108:30 — HSODF: A Homogeneous Framework for Second-Order Methods

  • Chang He, Shanghai University of Finance And Economics
  • Yuntian Jiang, Shanghai University of Finance And Economics
  • Chuwen Zhang, Shanghai University of Finance And Economics
  • Dongdong Ge, Shanghai Jiao Tong University
  • Bo Jiang, Shanghai University of Finance And Economics
  • Yinyu Ye, Stanford University

We introduce a homogeneous second-order descent framework (HSODF) for nonconvex and convex optimization based on the generalized homogeneous model (GHM). In comparison to the Newton steps, the GHM can be solved by extremal symmetric eigenvalue procedures and thus grant an advantage in ill-conditioned problems. We show that HSODF is able to recover some well-known second-order methods, such as trust-region methods and gradient regularized methods while maintaining comparable iteration complexity bounds. We propose specific variants in the framework. Finally, we show HSODM can be used in reinforcement learning, linear systems and interior point methods.

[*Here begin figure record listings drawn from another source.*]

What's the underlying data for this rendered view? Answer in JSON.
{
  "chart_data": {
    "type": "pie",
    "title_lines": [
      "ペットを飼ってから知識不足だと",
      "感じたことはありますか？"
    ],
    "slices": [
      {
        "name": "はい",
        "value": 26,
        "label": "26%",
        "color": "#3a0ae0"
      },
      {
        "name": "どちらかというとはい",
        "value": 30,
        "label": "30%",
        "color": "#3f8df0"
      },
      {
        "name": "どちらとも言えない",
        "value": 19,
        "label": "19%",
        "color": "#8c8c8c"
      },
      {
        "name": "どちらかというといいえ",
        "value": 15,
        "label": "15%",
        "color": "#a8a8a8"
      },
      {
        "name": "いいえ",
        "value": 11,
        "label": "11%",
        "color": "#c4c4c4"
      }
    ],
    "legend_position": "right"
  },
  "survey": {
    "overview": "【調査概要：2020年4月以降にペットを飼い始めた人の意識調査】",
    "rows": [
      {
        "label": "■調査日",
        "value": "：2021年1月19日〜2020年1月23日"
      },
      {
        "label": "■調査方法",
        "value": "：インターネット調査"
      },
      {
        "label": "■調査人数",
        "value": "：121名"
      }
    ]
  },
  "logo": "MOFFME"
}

209:00 — Descent properties of an Anderson accelerated gradient method with restarting

Anderson Acceleration (AA) is a popular acceleration technique to enhance the convergence of fixed-point iterations. The analysis of AA approaches typically focuses on the convergence behavior of a corresponding fixed-point residual, while the behavior of the underlying objective function values along the accelerated iterates is currently not well understood. In this talk, we present new results showing that AA with restarting is a local descent method which can decrease the objective function faster than the gradient method. These insights provide a novel perspective on the convergence analysis of AA in nonconvex optimization. Numerical experiments are conducted to illustrate our theoretical findings.

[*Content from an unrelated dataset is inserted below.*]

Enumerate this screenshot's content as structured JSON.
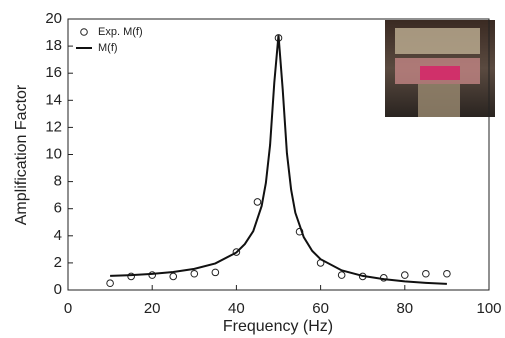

309:30 — ** CANCELLED ** Online Learning Guided Quasi-Newton Methods: Improved Global Non-asymptotic Guarantees

Quasi-Newton (QN) methods are popular iterative algorithms known for their superior practical performance compared to Gradient Descent (GD)-type methods. However, the existing theoretical results for this class of algorithms do not sufficiently justify their advantage over GD-type methods. In this talk, we discuss our recent efforts to address this issue. Specifically, in the strongly convex setting, we propose the first “globally” convergent QN method that achieves an explicit “non-asymptotic superlinear” rate. We show that the rate presented for our method is provably faster than GD after at most $O(d)$ iterations, where $d$ is the problem dimension. Additionally, in the convex setting, we present an accelerated variant of our proposed method that provably outperforms the accelerated gradient method and converges at a rate of $O(\min\{1/k^2, \sqrt{d \log k }/ k^{2.5}\})$, where $k$ is the number of iterations. To attain these results, we diverge from conventional approaches and construct our QN methods based on the Hybrid Proximal Extragradient (HPE) framework and its accelerated variants. Furthermore, a pivotal algorithmic concept underpinning our methodologies is an online learning framework for updating the Hessian approximation matrices. Specifically, we relate our method's convergence rate to the regret of a specific online convex optimization problem in the matrix space and choose the sequence of Hessian approximation matrices to minimize its overall regret.

410:00 — Adam-family Methods for Nonsmooth Optimization with Convergence Guarantees

  • Nachuan Xiao, National University of Singapore
  • Xiaoyin Hu, Hangzhou City University
  • Xin Liu, Academy Of Mathematics And Systems Science, Chinese Academy Of Sciences
  • Kim Chuan Toh, National University of Singapore

In this talk, we present a comprehensive study on the convergence properties of Adam-family methods for nonsmooth optimization, especially in the training of nonsmooth neural networks. We introduce a novel two-timescale framework that adopts a two-timescale updating scheme, and prove its convergence properties under mild assumptions. We prove that under mild conditions, any cluster point of the sequence generated by our proposed framework is a stationary point of the objective function in the sense of the conservative field. Furthermore, we establish that under mild conditions with randomly chosen initial points and stepsizes, almost surely, any cluster point of the sequence is a Clarke stationary point of the objective function, independent of the chosen conservative field. Our proposed framework encompasses various popular Adam-family methods, providing convergence guarantees for these methods in training nonsmooth neural networks. Furthermore, we develop stochastic subgradient methods that incorporate gradient clipping techniques for training nonsmooth neural networks with heavy-tailed noise. Through our framework, we prove that under heavy-tailed evaluation noises that are only assumed to be integrable, our proposed gradient clipping methods conform to the proposed framework. As a result, the convergence properties of these gradient clipping methods directly follow those established for our proposed framework under mild conditions. Extensive numerical experiments demonstrate the high efficiency and robustness of our proposed methods.